Reinforcement Learning with PyTorch: Mastering CartPole-v0!
Reinforcement Learning (RL) is a powerful paradigm that enables agents to learn how to make decisions by interacting with their environments. In this post, we'll dive into the fundamental concepts of RL and demonstrate how to enhance the training process using PyTorch. We'll solve the classic CartPole-v0 environment using a Q-network and explore the benefits of incorporating experience replay and a target network
Reinforcement Learning
Reinforcement learning is an interesting area of Machine learning. The rough idea is that you have an agent and an environment. The agent takes actions and environment gives reward based on those actions, The goal is to teach the agent optimal behaviour in order to maximize the reward received by the environment.
Introduction to CartPole-v0
The CartPole-v0 environment simulates a pole balancing on a cart. The agent can apply forces to the left or right to keep the pole upright. The goal is to prevent the pole from falling over for as long as possible. The state consists of cart position, cart velocity, pole angle, and pole angular velocity.
A pole is attached by an un-actuated joint to a cart, which moves along a frictionless track. The system is controlled by applying a force of +1 or -1 to the cart.
The pendulum starts upright, and the goal is to prevent it from falling over. A reward of +1 is provided for every timestep that the pole remains upright. The episode ends when the pole is more than 15 degrees from vertical, or the cart moves more than 2.4 units from the centre.
Observation Space
The observation space represents the information available to the agent about the current state of the environment. It is a crucial link that allows the agent to perceive and understand its surroundings. The nature and dimensionality of the observation space greatly depend on the problem being solved.
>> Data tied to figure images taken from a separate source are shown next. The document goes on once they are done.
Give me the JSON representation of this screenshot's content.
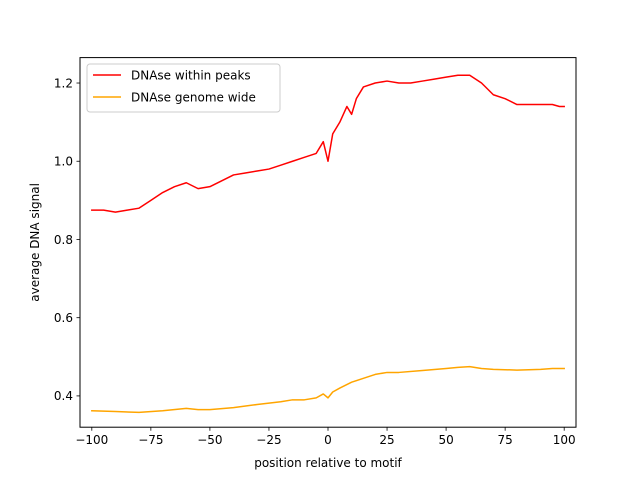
{
  "chart_data": {
    "type": "line",
    "xlabel": "position relative to motif",
    "ylabel": "average DNA signal",
    "xlim": [
      -105,
      105
    ],
    "ylim": [
      0.32,
      1.265
    ],
    "xticks": [
      -100,
      -75,
      -50,
      -25,
      0,
      25,
      50,
      75,
      100
    ],
    "xtick_labels": [
      "−100",
      "−75",
      "−50",
      "−25",
      "0",
      "25",
      "50",
      "75",
      "100"
    ],
    "yticks": [
      0.4,
      0.6,
      0.8,
      1.0,
      1.2
    ],
    "ytick_labels": [
      "0.4",
      "0.6",
      "0.8",
      "1.0",
      "1.2"
    ],
    "grid": false,
    "legend_position": "top-left",
    "series": [
      {
        "name": "DNAse within peaks",
        "color": "#ff0000",
        "x": [
          -100,
          -95,
          -90,
          -85,
          -80,
          -75,
          -70,
          -65,
          -60,
          -55,
          -50,
          -45,
          -40,
          -35,
          -30,
          -25,
          -20,
          -15,
          -10,
          -5,
          -2,
          0,
          2,
          5,
          8,
          10,
          12,
          15,
          20,
          25,
          30,
          35,
          40,
          45,
          50,
          55,
          58,
          60,
          65,
          70,
          75,
          80,
          85,
          90,
          95,
          98,
          100
        ],
        "y": [
          0.875,
          0.875,
          0.87,
          0.875,
          0.88,
          0.9,
          0.92,
          0.935,
          0.945,
          0.93,
          0.935,
          0.95,
          0.965,
          0.97,
          0.975,
          0.98,
          0.99,
          1.0,
          1.01,
          1.02,
          1.05,
          1.0,
          1.07,
          1.1,
          1.14,
          1.12,
          1.16,
          1.19,
          1.2,
          1.205,
          1.2,
          1.2,
          1.205,
          1.21,
          1.215,
          1.22,
          1.22,
          1.22,
          1.2,
          1.17,
          1.16,
          1.145,
          1.145,
          1.145,
          1.145,
          1.14,
          1.14
        ]
      },
      {
        "name": "DNAse genome wide",
        "color": "#ffa500",
        "x": [
          -100,
          -90,
          -80,
          -70,
          -60,
          -55,
          -50,
          -40,
          -30,
          -20,
          -15,
          -10,
          -5,
          -2,
          0,
          2,
          5,
          10,
          15,
          20,
          25,
          30,
          40,
          50,
          55,
          60,
          65,
          70,
          75,
          80,
          85,
          90,
          95,
          100
        ],
        "y": [
          0.362,
          0.36,
          0.358,
          0.362,
          0.368,
          0.365,
          0.365,
          0.37,
          0.378,
          0.385,
          0.39,
          0.39,
          0.395,
          0.405,
          0.395,
          0.41,
          0.42,
          0.435,
          0.445,
          0.455,
          0.46,
          0.46,
          0.465,
          0.47,
          0.473,
          0.475,
          0.47,
          0.468,
          0.467,
          0.466,
          0.467,
          0.468,
          0.47,
          0.47
        ]
      }
    ]
  }
}
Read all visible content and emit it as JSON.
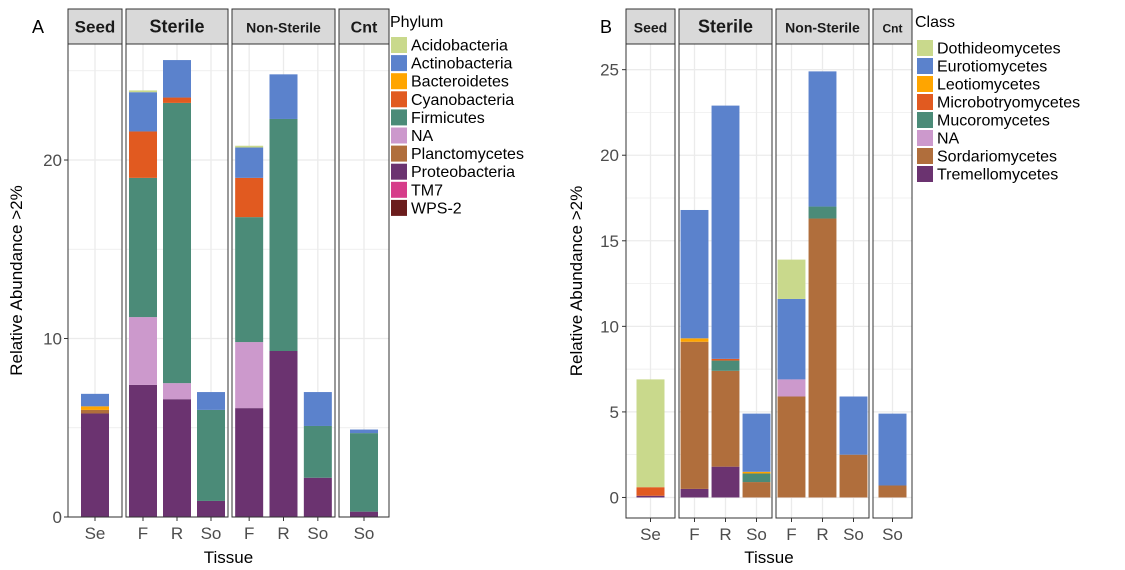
{
  "chart_data": [
    {
      "type": "bar",
      "panel_label": "A",
      "xlabel": "Tissue",
      "ylabel": "Relative Abundance >2%",
      "ylim": [
        0,
        26.5
      ],
      "yticks": [
        0,
        10,
        20
      ],
      "grid": true,
      "legend": {
        "title": "Phylum",
        "placement": "right"
      },
      "colors": {
        "Acidobacteria": "#c9d98c",
        "Actinobacteria": "#5b82cc",
        "Bacteroidetes": "#ffa500",
        "Cyanobacteria": "#e15a20",
        "Firmicutes": "#4b8b78",
        "NA": "#cc99cc",
        "Planctomycetes": "#b06e3c",
        "Proteobacteria": "#6b3370",
        "TM7": "#d63d8a",
        "WPS-2": "#6b1c1c"
      },
      "facets": [
        {
          "name": "Seed",
          "bars": [
            {
              "x": "Se",
              "stack": [
                [
                  "Proteobacteria",
                  5.8
                ],
                [
                  "Planctomycetes",
                  0.2
                ],
                [
                  "Bacteroidetes",
                  0.2
                ],
                [
                  "Actinobacteria",
                  0.7
                ]
              ]
            }
          ]
        },
        {
          "name": "Sterile",
          "bars": [
            {
              "x": "F",
              "stack": [
                [
                  "Proteobacteria",
                  7.4
                ],
                [
                  "NA",
                  3.8
                ],
                [
                  "Firmicutes",
                  7.8
                ],
                [
                  "Cyanobacteria",
                  2.6
                ],
                [
                  "Actinobacteria",
                  2.2
                ],
                [
                  "Acidobacteria",
                  0.1
                ]
              ]
            },
            {
              "x": "R",
              "stack": [
                [
                  "Proteobacteria",
                  6.6
                ],
                [
                  "NA",
                  0.9
                ],
                [
                  "Firmicutes",
                  15.7
                ],
                [
                  "Cyanobacteria",
                  0.3
                ],
                [
                  "Actinobacteria",
                  2.1
                ]
              ]
            },
            {
              "x": "So",
              "stack": [
                [
                  "Proteobacteria",
                  0.9
                ],
                [
                  "Firmicutes",
                  5.1
                ],
                [
                  "Actinobacteria",
                  1.0
                ]
              ]
            }
          ]
        },
        {
          "name": "Non-Sterile",
          "bars": [
            {
              "x": "F",
              "stack": [
                [
                  "Proteobacteria",
                  6.1
                ],
                [
                  "NA",
                  3.7
                ],
                [
                  "Firmicutes",
                  7.0
                ],
                [
                  "Cyanobacteria",
                  2.2
                ],
                [
                  "Actinobacteria",
                  1.7
                ],
                [
                  "Acidobacteria",
                  0.1
                ]
              ]
            },
            {
              "x": "R",
              "stack": [
                [
                  "Proteobacteria",
                  9.3
                ],
                [
                  "Firmicutes",
                  13.0
                ],
                [
                  "Actinobacteria",
                  2.5
                ]
              ]
            },
            {
              "x": "So",
              "stack": [
                [
                  "Proteobacteria",
                  2.2
                ],
                [
                  "Firmicutes",
                  2.9
                ],
                [
                  "Actinobacteria",
                  1.9
                ]
              ]
            }
          ]
        },
        {
          "name": "Cnt",
          "bars": [
            {
              "x": "So",
              "stack": [
                [
                  "Proteobacteria",
                  0.3
                ],
                [
                  "Firmicutes",
                  4.4
                ],
                [
                  "Actinobacteria",
                  0.2
                ]
              ]
            }
          ]
        }
      ]
    },
    {
      "type": "bar",
      "panel_label": "B",
      "xlabel": "Tissue",
      "ylabel": "Relative Abundance >2%",
      "ylim": [
        -1.2,
        26.5
      ],
      "yticks": [
        0,
        5,
        10,
        15,
        20,
        25
      ],
      "grid": true,
      "legend": {
        "title": "Class",
        "placement": "right"
      },
      "colors": {
        "Dothideomycetes": "#c9d98c",
        "Eurotiomycetes": "#5b82cc",
        "Leotiomycetes": "#ffa500",
        "Microbotryomycetes": "#e15a20",
        "Mucoromycetes": "#4b8b78",
        "NA": "#cc99cc",
        "Sordariomycetes": "#b06e3c",
        "Tremellomycetes": "#6b3370"
      },
      "facets": [
        {
          "name": "Seed",
          "bars": [
            {
              "x": "Se",
              "stack": [
                [
                  "Tremellomycetes",
                  0.1
                ],
                [
                  "Microbotryomycetes",
                  0.5
                ],
                [
                  "Dothideomycetes",
                  6.3
                ]
              ]
            }
          ]
        },
        {
          "name": "Sterile",
          "bars": [
            {
              "x": "F",
              "stack": [
                [
                  "Tremellomycetes",
                  0.5
                ],
                [
                  "Sordariomycetes",
                  8.6
                ],
                [
                  "Leotiomycetes",
                  0.2
                ],
                [
                  "Eurotiomycetes",
                  7.5
                ]
              ]
            },
            {
              "x": "R",
              "stack": [
                [
                  "Tremellomycetes",
                  1.8
                ],
                [
                  "Sordariomycetes",
                  5.6
                ],
                [
                  "Mucoromycetes",
                  0.6
                ],
                [
                  "Microbotryomycetes",
                  0.1
                ],
                [
                  "Eurotiomycetes",
                  14.8
                ]
              ]
            },
            {
              "x": "So",
              "stack": [
                [
                  "Sordariomycetes",
                  0.9
                ],
                [
                  "Mucoromycetes",
                  0.5
                ],
                [
                  "Leotiomycetes",
                  0.1
                ],
                [
                  "Eurotiomycetes",
                  3.4
                ]
              ]
            }
          ]
        },
        {
          "name": "Non-Sterile",
          "bars": [
            {
              "x": "F",
              "stack": [
                [
                  "Sordariomycetes",
                  5.9
                ],
                [
                  "NA",
                  1.0
                ],
                [
                  "Eurotiomycetes",
                  4.7
                ],
                [
                  "Dothideomycetes",
                  2.3
                ]
              ]
            },
            {
              "x": "R",
              "stack": [
                [
                  "Sordariomycetes",
                  16.3
                ],
                [
                  "Mucoromycetes",
                  0.7
                ],
                [
                  "Eurotiomycetes",
                  7.9
                ]
              ]
            },
            {
              "x": "So",
              "stack": [
                [
                  "Sordariomycetes",
                  2.5
                ],
                [
                  "Eurotiomycetes",
                  3.4
                ]
              ]
            }
          ]
        },
        {
          "name": "Cnt",
          "bars": [
            {
              "x": "So",
              "stack": [
                [
                  "Sordariomycetes",
                  0.7
                ],
                [
                  "Eurotiomycetes",
                  4.2
                ]
              ]
            }
          ]
        }
      ]
    }
  ]
}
For example, in the CartPole-v0 environment, the observation space consists of four continuous values: cart position, cart velocity, pole angle, and pole angular velocity. Each time step, the environment provides these four values as observations to the agent. In more complex environments, the observation space can include images, sensor data, or any other relevant information.
Understanding the observation space is essential for designing appropriate neural network architectures to process these observations. In the case of image-based environments, convolutional neural networks (CNNs) are commonly used to extract meaningful features from visual data.
Action Space
The action space defines the set of actions an agent can take to interact with the environment. It represents the choices available to the agent for influencing the environment and achieving its goals. Like the observation space, the action space can vary significantly depending on the task.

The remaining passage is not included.